Pada kuartal I tahun 2024, industri makanan dan minuman tumbuh sebesar 5,87%, meningkat dibandingkan periode kuartal I 2023. Sedangkan untuk kontribusi industri agro terhadap produk domestik bruto atau PDB industri pengolahan nonmigas sebesar 51,54%, dan terhadap produk domestik bruto (PDB) nasional sebesar 9%.
Putu optimistis, kinerja industri pengolahan susu akan semakin gemilang seiring dengan meningkatnya pendapatan per kapita masyarakat dan bertumbuhnya kelas menengah. Selain itu, berubahnya gaya hidup masyarakat menjadi lebih sehat, konsumsi produk susu olahan diyakini akan terus tumbuh tinggi ke depannya.
“Saat ini, tingkat konsumsi susu masyarakat Indonesia sebesar 16,9 kilogram (kg) per kapita per tahun setara susu segar. Jumlah ini perlu dipacu lagi untuk bisa bersaing dengan negara-negara Asia Tenggara (ASEAN) lainnya. Apalagi, peluang peningkatan konsumsi susu di Indonesia masih sangat besar, yang membuat investor berlomba-lomba untuk meningkatkan investasi di industri pengolahan susu,” kata Putu.
Kendati demikian, diperlukan langkah untuk menjaga ketersediaan bahan baku. Sebab, kondisi saat ini, hanya sekitar 20% bahan baku susu yang dipasok dari dalam negeri. Masalah ini disebabkan oleh laju pertumbuhan produksi susu segar di dalam negeri, yaitu sebesar rata-rata 1% dalam enam tahun terakhir. Akibatnya, tidak dapat mengimbangi laju pertumbuhan kebutuhan bahan baku industri pengolahan susu yang tumbuh rata-rata 5,3%.
“Kendala utama dalam pengembangan produksi susu segar dalam negeri (SSDN) adalah masih sedikitnya populasi sapi perah di Indonesia sekitar 592 ribu ekor, rendahnya produktivitas sapi perah rakyat sebesar 8-12 liter per ekor per hari, dan tingginya rasio biaya pakan dengan hasil produksi susu yang mencapai 0,5-0,6,” ujar Putu.
Sementara itu, Tri Melasari, Direktur Pengolahan dan Pemasaran Hasil Peternakan Kementerian Peternakan (Kementan) menambahkan, Indonesia memang perlu menambah jumlah populasi sapi perah.
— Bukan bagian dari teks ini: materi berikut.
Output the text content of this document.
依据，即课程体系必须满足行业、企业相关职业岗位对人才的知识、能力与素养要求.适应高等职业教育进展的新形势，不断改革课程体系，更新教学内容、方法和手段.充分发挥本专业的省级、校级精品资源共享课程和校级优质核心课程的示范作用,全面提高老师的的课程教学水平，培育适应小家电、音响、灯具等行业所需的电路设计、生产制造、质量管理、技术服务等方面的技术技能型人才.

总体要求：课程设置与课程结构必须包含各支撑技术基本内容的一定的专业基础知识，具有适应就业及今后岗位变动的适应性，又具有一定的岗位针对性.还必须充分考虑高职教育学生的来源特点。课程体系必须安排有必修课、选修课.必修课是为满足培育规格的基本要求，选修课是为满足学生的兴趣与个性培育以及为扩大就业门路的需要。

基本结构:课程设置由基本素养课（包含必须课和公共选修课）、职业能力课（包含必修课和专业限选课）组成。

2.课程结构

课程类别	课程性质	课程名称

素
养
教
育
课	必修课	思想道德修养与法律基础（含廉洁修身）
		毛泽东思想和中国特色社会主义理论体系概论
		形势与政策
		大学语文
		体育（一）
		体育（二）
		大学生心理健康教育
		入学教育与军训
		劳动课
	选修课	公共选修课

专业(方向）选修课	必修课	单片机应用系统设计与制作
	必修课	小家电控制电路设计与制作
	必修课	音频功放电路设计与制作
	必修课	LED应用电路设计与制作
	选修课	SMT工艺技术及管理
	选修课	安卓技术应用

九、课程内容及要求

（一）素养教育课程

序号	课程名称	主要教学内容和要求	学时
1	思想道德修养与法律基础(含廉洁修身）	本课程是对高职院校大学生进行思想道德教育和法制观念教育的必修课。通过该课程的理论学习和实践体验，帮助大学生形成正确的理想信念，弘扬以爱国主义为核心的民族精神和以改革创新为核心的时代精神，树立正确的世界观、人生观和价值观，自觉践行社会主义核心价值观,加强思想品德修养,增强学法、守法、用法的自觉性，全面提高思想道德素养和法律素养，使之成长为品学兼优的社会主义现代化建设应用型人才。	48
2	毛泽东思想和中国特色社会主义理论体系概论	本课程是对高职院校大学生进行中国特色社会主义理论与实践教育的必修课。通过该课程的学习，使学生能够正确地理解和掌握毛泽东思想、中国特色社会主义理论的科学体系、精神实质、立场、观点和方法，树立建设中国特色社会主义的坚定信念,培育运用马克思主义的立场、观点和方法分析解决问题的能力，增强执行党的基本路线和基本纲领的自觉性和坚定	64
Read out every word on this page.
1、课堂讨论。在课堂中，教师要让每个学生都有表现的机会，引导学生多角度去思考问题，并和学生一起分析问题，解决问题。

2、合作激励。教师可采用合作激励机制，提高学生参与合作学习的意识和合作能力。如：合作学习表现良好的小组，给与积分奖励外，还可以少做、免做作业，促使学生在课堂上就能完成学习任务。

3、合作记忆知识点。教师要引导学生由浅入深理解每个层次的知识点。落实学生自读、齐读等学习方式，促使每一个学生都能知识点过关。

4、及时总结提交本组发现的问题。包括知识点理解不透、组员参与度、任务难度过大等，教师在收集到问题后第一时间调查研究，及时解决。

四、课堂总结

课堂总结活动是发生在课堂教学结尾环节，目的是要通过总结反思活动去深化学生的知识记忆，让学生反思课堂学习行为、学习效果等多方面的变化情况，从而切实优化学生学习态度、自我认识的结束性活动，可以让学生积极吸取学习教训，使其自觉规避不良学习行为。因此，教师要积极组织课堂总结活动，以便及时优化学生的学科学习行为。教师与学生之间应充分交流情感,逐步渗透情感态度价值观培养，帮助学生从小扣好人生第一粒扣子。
Produksi sapi perah nasional sekarang ini menurutnya masih didominasi oleh skala usaha peternakan rakyat dengan persentase sekitar 90%. Umumnya setiap peternak memiliki dua hingga tiga ekor sapi dengan produksi rata-rata delapan hingga 13 liter per ekor per hari.
Jumlah produksi tersebut diperkirakan terjadi penurunan pasca terjadi wabah Penyakit Mulut dan Kuku (PMK) yang sebagian besar menyerang ternak sapi perah. Sedangkan secara konsumsi, Tri Melasari menghitung kebutuhan reguler untuk konsumsi susu nasional sekitar 4,6 juta ton. Sementara produksi susu nasional hanya 0,9 juta ton per tahun.
”Peternakan rakyat ini berpotensi bisa menyerap tenaga, tapi masih minim perusahaan yang bergerak di peternakan sapi perah sehingga diperlukan dukungan pemerintah apalagi lahan untuk peternakan sapi perah masih sangat luas di luar pulau Jawa,” katanya.